As the possibility that encrypted data captured today could be decrypted by future quantum computers begins to enter telecom boardroom discussions, network connectivity provider Ciena is stepping up efforts to align its optical infrastructure with post-quantum cryptography standards.
At the same time, artificial intelligence (AI)-led capacity expansion remains the company’s immediate priority, Gautam Billa, VP of Sales Engineering and CTO, Asia Pacific, Japan and India at Ciena, told FE in an interaction.
Billa described quantum as a security layer that operators cannot afford to ignore given the long lifecycle of fibre infrastructure. “You could capture the data today and break it tomorrow,” he said, referring to the risk that quantum computing could eventually compromise current encryption systems.
Ciena, he added, already supports post-quantum cryptography (PQC) standards and is building quantum-safe capabilities into its networking products.
Larger infrastructure cycle
However, quantum preparedness forms only one part of a much larger infrastructure cycle which is underway now. Billa said that the AI-driven buildout is unfolding in two phases. The first phase involves the creation of large models, compute clusters and the underlying infrastructure, including power, storage and networking.
The second phase, he said, will revolve around inference, enterprise applications and monetisation of those investments. “For now, we are right in the middle of the infrastructure build,” he said.
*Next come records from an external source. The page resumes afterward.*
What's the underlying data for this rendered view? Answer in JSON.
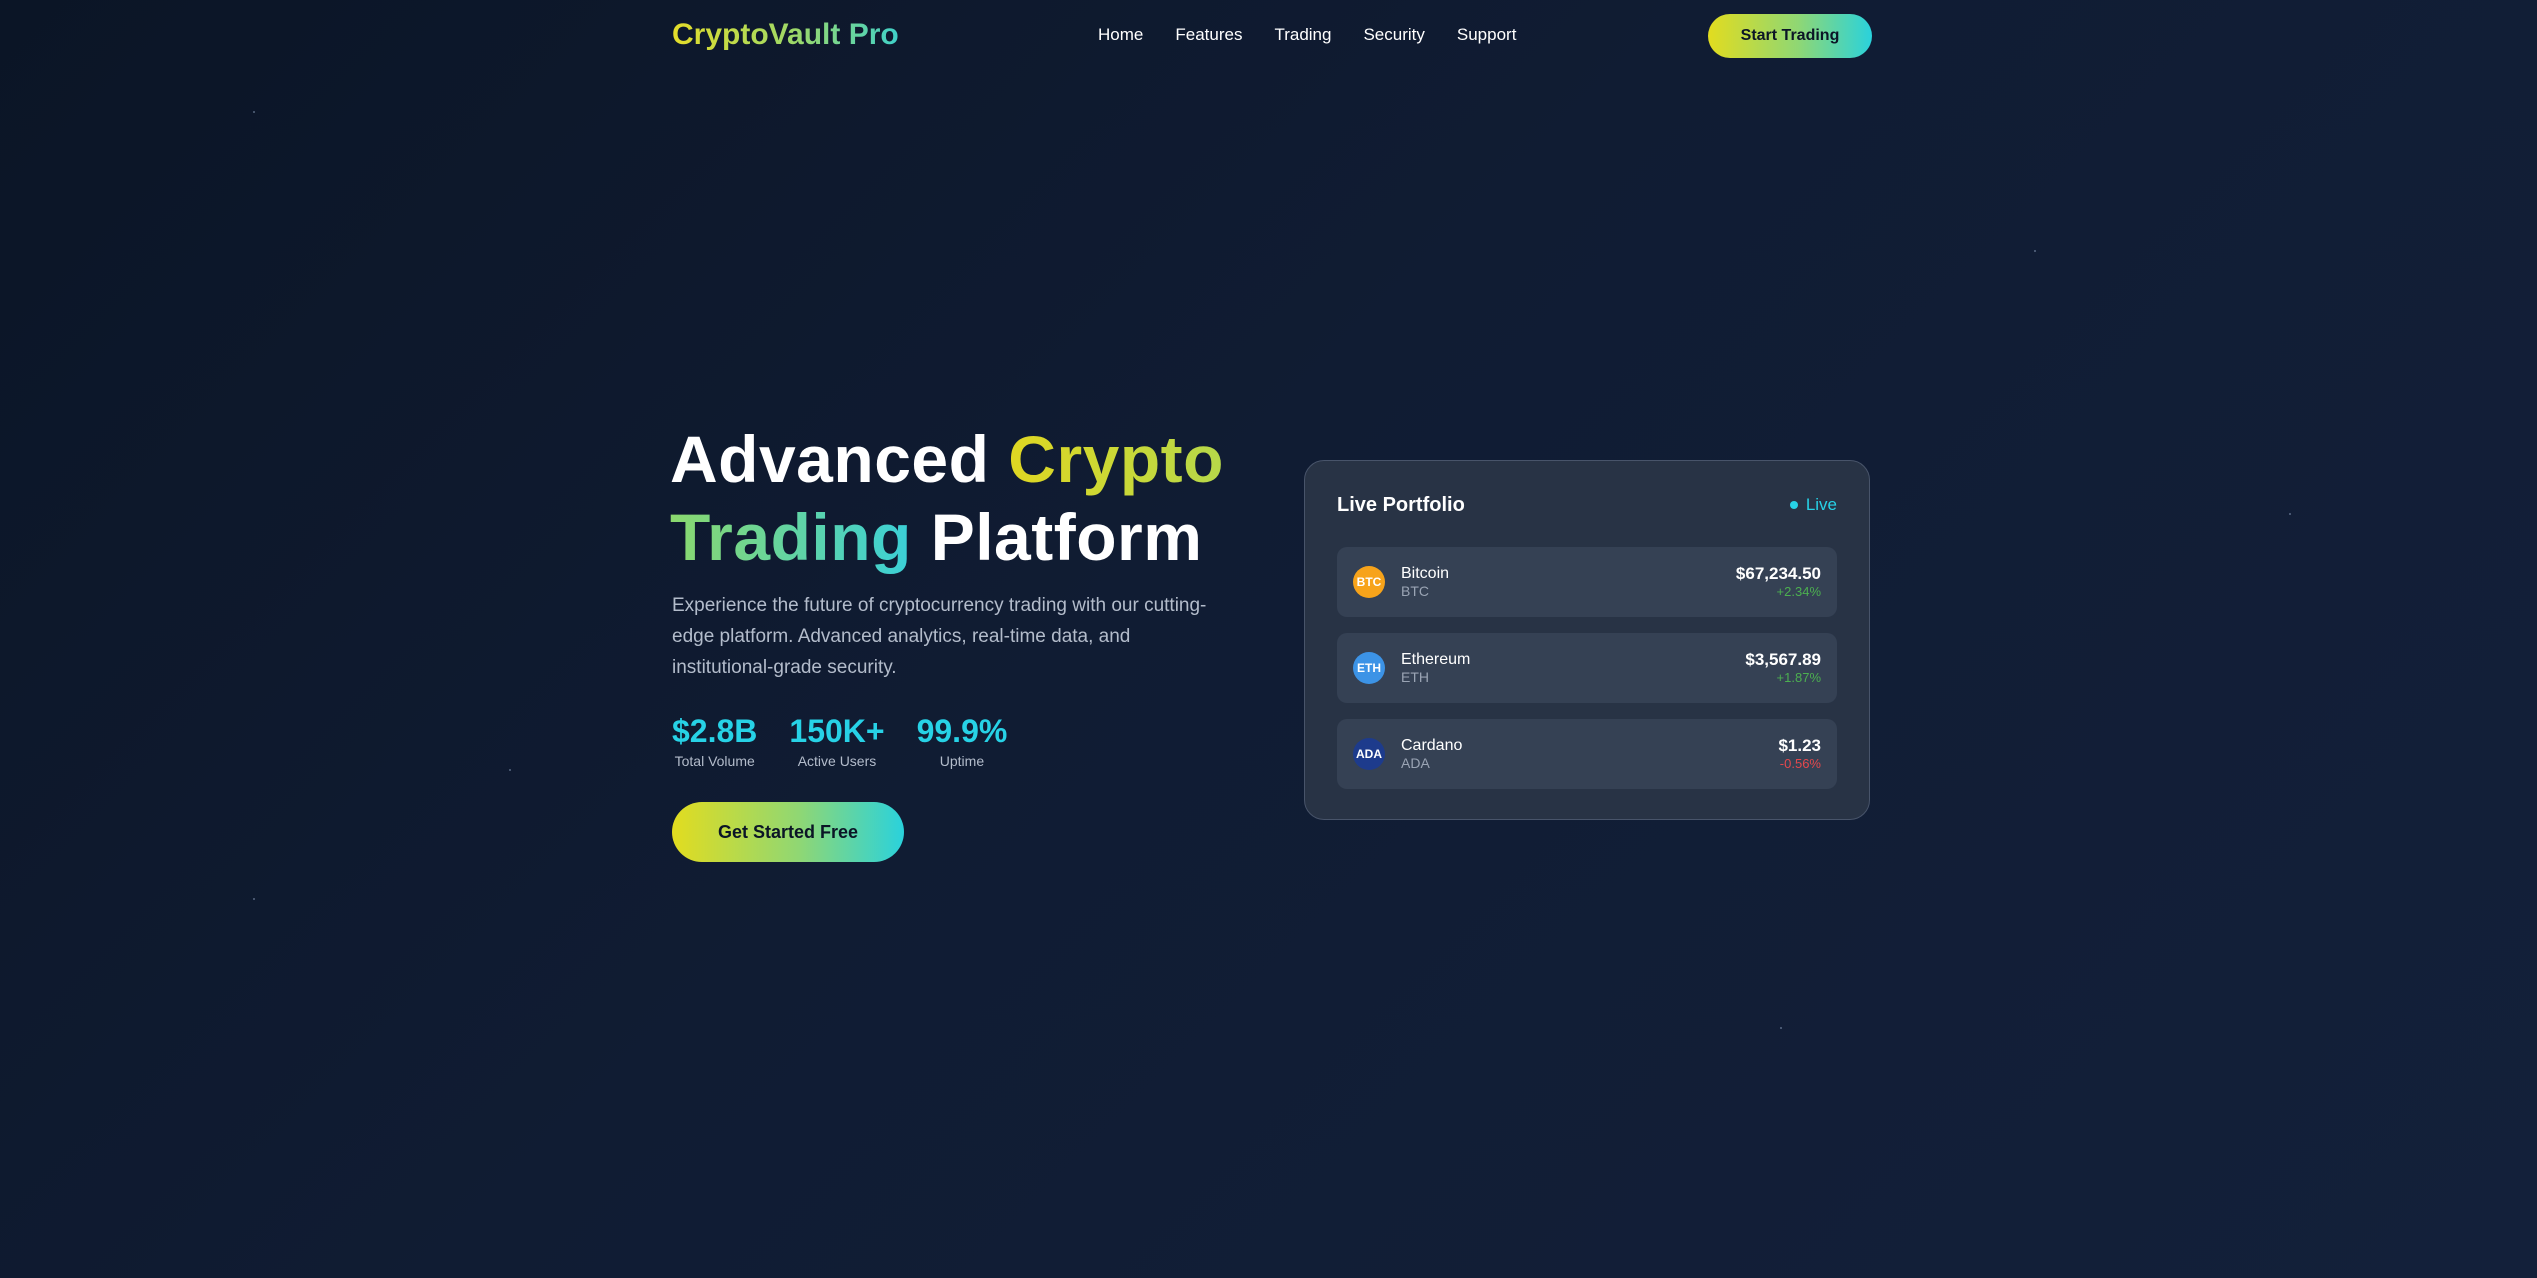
{
  "brand": {
    "name": "CryptoVault Pro"
  },
  "nav": {
    "links": [
      "Home",
      "Features",
      "Trading",
      "Security",
      "Support"
    ],
    "cta_label": "Start Trading"
  },
  "hero": {
    "title_part1": "Advanced ",
    "title_part2": "Crypto",
    "title_part3": "Trading",
    "title_part4": " Platform",
    "description": "Experience the future of cryptocurrency trading with our cutting-edge platform. Advanced analytics, real-time data, and institutional-grade security.",
    "stats": [
      {
        "value": "$2.8B",
        "label": "Total Volume"
      },
      {
        "value": "150K+",
        "label": "Active Users"
      },
      {
        "value": "99.9%",
        "label": "Uptime"
      }
    ],
    "cta_label": "Get Started Free"
  },
  "portfolio": {
    "title": "Live Portfolio",
    "status": "Live",
    "coins": [
      {
        "icon_text": "BTC",
        "name": "Bitcoin",
        "symbol": "BTC",
        "price": "$67,234.50",
        "change": "+2.34%",
        "color": "#f7a31a"
      },
      {
        "icon_text": "ETH",
        "name": "Ethereum",
        "symbol": "ETH",
        "price": "$3,567.89",
        "change": "+1.87%",
        "color": "#3c93e6"
      },
      {
        "icon_text": "ADA",
        "name": "Cardano",
        "symbol": "ADA",
        "price": "$1.23",
        "change": "-0.56%",
        "color": "#1d3b8c"
      }
    ]
  },
  "colors": {
    "positive": "#4caf50",
    "negative": "#e5484d",
    "accent": "#27d2e6"
  }
}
That infrastructure demand is materially different from previous telecom upgrade cycles. Ciena is seeing what Billa termed a ‘step-function increase’ in required network capacity. Where operators previously sought tens or even 100 terabits of capacity, current requirements are moving into petabit-scale deployments, largely to connect distributed AI data centres.
On the technology front
On the technology front, the company recently introduced 1.6 terabit-per-second modems, which are currently being deployed.
Optical networks depend heavily on photonic components and modem capability to drive large-scale data movement, and higher-capacity modems allow operators to increase throughput without proportionately expanding physical fibre infrastructure.
Ciena is working with service providers and hyperscalers under a Managed Optical Fibre Network (MOFN) model. Under this structure, hyperscalers partner local telecom operators to build and manage fibre networks, rather than directly owning and deploying all assets themselves. Here, Ciena supplies the optical systems that enable these deployments.ts.